Posts Tagged ‘daughter’

Bathing Suit Blues

Sunday, June 8th, 2008

My sweet daughter, Elizabeth, a real woman in training, came to me yesterday and asked the following question: “Moooom,” she said, stretching out the syllable, “Do you think I’m fat?”

Oh. My. God.

Elizabeth will be in seventh grade in the fall. She’s slim and tall. Blonde hair. Blue eyes. She does well in school and has been a gymnast since she was in the third grade. She has lots of friends and their greatest joy appears to be sleepovers where they paint their nails odd colors. They text each other constantly. They have serious discussions about clothes and boys.

She is the girlie-girl I never was and in no sense is she overweight.

Caught by surprise, I said, “Who told you that?”

She shrugged and twirled the ends of her hair. “Nobody.” After a moment, she added, “Maybe Heather.”

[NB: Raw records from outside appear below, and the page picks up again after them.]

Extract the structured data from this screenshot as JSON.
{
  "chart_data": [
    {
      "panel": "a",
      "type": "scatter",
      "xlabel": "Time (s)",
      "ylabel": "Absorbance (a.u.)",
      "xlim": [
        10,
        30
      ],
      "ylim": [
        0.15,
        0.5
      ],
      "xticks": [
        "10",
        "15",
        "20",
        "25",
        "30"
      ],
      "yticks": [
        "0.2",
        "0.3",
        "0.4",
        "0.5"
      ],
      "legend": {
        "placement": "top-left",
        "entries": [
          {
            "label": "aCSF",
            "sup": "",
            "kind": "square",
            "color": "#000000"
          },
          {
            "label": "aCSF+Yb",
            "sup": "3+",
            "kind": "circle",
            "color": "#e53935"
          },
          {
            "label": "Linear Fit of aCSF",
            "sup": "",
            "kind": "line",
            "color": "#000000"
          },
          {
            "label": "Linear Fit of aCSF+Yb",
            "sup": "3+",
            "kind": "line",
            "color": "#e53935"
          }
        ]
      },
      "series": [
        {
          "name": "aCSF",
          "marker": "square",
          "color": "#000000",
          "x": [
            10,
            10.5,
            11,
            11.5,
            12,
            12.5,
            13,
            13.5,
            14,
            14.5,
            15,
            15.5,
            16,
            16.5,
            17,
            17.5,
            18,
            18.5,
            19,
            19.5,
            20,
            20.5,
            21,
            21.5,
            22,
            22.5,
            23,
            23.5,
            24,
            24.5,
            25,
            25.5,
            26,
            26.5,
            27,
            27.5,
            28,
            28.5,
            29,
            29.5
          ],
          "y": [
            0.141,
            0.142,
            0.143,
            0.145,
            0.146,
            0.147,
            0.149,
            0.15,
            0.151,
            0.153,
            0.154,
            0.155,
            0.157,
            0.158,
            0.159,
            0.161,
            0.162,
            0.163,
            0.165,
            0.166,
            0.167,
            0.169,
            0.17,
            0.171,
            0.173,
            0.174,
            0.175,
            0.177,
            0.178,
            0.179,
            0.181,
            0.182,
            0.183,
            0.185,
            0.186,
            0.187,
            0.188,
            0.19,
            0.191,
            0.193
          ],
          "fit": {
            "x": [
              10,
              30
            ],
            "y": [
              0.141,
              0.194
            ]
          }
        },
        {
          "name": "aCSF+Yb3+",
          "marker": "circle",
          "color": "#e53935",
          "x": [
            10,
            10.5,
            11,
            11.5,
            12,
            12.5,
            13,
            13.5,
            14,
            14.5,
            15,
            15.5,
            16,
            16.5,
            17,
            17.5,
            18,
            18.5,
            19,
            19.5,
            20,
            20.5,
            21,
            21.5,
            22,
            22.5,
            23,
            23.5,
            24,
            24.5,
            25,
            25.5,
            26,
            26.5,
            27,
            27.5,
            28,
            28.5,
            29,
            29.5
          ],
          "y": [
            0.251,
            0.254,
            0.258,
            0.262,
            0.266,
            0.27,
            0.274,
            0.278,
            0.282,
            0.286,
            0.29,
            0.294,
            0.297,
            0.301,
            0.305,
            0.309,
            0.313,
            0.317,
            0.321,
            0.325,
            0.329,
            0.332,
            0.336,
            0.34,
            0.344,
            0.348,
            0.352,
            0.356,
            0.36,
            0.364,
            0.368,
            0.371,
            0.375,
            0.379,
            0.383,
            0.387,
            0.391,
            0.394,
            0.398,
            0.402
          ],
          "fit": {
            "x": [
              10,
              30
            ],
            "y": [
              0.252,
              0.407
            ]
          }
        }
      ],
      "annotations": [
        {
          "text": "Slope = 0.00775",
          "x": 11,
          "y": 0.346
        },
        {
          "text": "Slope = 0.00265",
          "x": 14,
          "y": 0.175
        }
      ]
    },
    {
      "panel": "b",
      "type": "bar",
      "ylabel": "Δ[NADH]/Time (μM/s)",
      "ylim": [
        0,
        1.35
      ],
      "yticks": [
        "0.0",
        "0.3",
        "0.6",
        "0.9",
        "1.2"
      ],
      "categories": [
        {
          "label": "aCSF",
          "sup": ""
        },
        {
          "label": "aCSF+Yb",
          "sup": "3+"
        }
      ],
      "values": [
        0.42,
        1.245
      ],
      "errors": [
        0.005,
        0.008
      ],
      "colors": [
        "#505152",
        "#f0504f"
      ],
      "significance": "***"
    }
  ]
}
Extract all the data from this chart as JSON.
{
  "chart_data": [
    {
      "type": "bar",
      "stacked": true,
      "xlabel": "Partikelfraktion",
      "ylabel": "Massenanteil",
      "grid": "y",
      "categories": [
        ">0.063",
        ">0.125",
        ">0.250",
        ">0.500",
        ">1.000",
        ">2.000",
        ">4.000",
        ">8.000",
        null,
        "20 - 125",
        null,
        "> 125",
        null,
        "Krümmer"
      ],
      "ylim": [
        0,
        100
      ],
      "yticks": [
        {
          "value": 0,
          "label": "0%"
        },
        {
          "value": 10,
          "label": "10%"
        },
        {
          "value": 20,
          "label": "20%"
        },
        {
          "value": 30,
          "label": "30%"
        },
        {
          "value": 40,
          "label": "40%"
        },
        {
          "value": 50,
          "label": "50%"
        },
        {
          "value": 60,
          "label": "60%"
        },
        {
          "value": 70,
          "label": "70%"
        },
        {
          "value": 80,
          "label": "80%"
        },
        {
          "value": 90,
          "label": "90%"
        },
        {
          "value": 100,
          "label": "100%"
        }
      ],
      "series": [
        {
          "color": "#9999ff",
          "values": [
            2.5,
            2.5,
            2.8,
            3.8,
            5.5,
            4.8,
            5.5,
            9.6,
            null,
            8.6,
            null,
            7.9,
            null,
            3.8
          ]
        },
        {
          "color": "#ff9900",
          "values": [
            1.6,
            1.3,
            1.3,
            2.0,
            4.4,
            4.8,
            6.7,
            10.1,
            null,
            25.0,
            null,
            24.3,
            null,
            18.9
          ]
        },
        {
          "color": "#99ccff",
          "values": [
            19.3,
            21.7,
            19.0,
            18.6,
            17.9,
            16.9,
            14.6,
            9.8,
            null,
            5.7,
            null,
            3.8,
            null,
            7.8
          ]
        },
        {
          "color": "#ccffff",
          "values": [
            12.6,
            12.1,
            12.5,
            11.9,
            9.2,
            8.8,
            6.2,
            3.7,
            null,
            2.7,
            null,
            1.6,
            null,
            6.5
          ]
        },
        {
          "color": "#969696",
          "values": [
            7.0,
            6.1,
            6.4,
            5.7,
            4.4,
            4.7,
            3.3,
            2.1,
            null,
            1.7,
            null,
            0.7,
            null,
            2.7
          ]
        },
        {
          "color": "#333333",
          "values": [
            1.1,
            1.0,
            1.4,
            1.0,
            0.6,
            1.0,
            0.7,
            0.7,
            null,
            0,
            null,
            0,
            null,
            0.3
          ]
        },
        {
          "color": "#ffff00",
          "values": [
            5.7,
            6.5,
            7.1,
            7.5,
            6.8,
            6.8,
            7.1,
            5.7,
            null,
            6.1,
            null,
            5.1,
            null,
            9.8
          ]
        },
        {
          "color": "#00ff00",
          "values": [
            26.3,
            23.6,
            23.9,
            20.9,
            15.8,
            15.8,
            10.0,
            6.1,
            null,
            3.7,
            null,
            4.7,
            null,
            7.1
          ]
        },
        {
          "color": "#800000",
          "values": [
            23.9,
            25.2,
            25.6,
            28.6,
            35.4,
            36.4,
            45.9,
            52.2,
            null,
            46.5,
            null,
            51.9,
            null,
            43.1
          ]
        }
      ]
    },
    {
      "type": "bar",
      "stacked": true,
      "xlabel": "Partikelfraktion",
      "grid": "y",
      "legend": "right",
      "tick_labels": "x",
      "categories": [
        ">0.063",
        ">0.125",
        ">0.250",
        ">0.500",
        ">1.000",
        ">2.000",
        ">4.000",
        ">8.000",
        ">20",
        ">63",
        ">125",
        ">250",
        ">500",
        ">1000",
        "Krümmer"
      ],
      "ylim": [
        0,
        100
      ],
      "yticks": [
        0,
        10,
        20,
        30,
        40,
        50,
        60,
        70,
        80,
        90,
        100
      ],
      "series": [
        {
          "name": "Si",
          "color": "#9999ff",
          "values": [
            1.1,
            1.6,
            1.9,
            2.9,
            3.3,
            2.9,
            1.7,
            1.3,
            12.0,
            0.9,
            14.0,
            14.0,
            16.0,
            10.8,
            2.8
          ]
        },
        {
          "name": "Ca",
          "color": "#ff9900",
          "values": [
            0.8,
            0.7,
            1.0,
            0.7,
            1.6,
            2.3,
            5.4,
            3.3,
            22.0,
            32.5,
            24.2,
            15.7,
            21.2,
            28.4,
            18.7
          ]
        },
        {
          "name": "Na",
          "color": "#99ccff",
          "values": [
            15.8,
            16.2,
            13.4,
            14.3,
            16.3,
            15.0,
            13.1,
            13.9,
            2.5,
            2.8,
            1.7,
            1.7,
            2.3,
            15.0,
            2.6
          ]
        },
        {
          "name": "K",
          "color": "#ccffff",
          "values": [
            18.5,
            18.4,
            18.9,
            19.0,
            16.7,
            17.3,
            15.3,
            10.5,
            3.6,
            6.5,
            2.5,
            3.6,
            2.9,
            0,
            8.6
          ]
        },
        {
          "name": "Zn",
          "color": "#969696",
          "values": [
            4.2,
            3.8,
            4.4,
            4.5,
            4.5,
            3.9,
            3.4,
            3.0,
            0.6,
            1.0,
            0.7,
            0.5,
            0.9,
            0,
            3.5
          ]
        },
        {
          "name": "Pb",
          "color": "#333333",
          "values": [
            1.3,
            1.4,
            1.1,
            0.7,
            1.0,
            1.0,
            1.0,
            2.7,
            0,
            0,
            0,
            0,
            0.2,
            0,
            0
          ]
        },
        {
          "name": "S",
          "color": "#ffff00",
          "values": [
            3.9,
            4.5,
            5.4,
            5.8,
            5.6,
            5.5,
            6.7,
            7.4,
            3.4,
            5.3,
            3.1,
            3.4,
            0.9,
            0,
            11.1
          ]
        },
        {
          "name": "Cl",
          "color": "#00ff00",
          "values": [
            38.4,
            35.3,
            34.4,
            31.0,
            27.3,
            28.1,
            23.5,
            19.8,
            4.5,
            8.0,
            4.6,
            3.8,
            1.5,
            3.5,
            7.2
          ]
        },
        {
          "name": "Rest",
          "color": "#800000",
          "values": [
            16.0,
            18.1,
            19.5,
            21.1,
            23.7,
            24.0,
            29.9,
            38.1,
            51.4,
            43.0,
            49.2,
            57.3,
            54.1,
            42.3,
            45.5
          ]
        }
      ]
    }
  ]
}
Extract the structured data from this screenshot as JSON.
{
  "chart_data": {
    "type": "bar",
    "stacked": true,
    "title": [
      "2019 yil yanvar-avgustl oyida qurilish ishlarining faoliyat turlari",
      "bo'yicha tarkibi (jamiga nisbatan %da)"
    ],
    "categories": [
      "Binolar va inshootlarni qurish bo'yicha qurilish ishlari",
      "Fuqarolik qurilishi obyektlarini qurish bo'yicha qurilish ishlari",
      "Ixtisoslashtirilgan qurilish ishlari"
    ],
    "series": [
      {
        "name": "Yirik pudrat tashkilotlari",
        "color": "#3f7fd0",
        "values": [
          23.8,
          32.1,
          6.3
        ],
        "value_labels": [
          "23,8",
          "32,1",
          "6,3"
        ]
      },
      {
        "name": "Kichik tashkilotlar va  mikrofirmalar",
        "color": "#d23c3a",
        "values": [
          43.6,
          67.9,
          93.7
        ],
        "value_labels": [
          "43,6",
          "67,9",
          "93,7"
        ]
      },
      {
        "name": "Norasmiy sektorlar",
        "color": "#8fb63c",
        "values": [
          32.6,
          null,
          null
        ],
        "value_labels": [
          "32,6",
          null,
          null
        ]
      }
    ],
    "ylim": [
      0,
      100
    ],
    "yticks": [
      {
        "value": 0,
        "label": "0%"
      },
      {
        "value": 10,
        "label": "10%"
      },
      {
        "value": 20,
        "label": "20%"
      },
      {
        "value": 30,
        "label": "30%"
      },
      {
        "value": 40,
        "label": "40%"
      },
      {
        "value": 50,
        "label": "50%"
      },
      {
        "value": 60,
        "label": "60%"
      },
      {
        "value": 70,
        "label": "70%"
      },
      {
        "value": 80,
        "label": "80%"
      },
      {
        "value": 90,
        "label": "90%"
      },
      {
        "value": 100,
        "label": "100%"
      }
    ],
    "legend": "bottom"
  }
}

Ah, ha. Heather. My least favorite of her little chums, Heather is a know-it-all who always wears a sly expression as if she’s constantly monitoring any situation for her own advantage. No, I’m not fond of Heather. Now I like her less. And, in the spirit of truth in blogging, I should add that Heather actually is a little overweight.

However, I long ago learned that direct attacks on little friends from Mom are rarely productive. So instead of launching into a diatribe about Heather, her parents and forebears tracing not so many generations back to ape men, I merely asked how the question came up.

Still twirling her hair, Beth said, “Well, we were talking about Crystal’s swimming party.”

Crystal’s swimming party, the social event of the season, endlessly discussed. All the classmates are invited including, yikes, boys. Crystal’s party is the reason we’ve been on not one, but two shopping trips to find just the right bathing suit, a sweet little yellow one piece suit with flowers and a tiny skirt.

“Darling,” I say, “don’t you think you look wonderful in your bathing suit?’

“I don’t know,” she says and now her head is down, her face covered by her hair.

“Well, I do,” I say decisively. “Did you know that department store light is the worst place to look at yourself in a bathing suit?”

That gets her interest and an eye peeks out behind the curtain of hair.

“Yep,” I continue. “In all the years I’ve been buying bathing suits for myself, I’ve never, ever tried them on in those fluorescent lights.” This is true. I don’t. I can take only so much in a given day.

“But I did,” she said softly.

“Yes, you did and you looked great. Didn’t you?” I go for the kill.

She shrugs again, but this time I get a smile and a hug and she’s off, probably to text a friend.

I’m shaken. I think I’ve dealt with the immediate issue fairly well. But this is one I’m going to have to keep an eye on.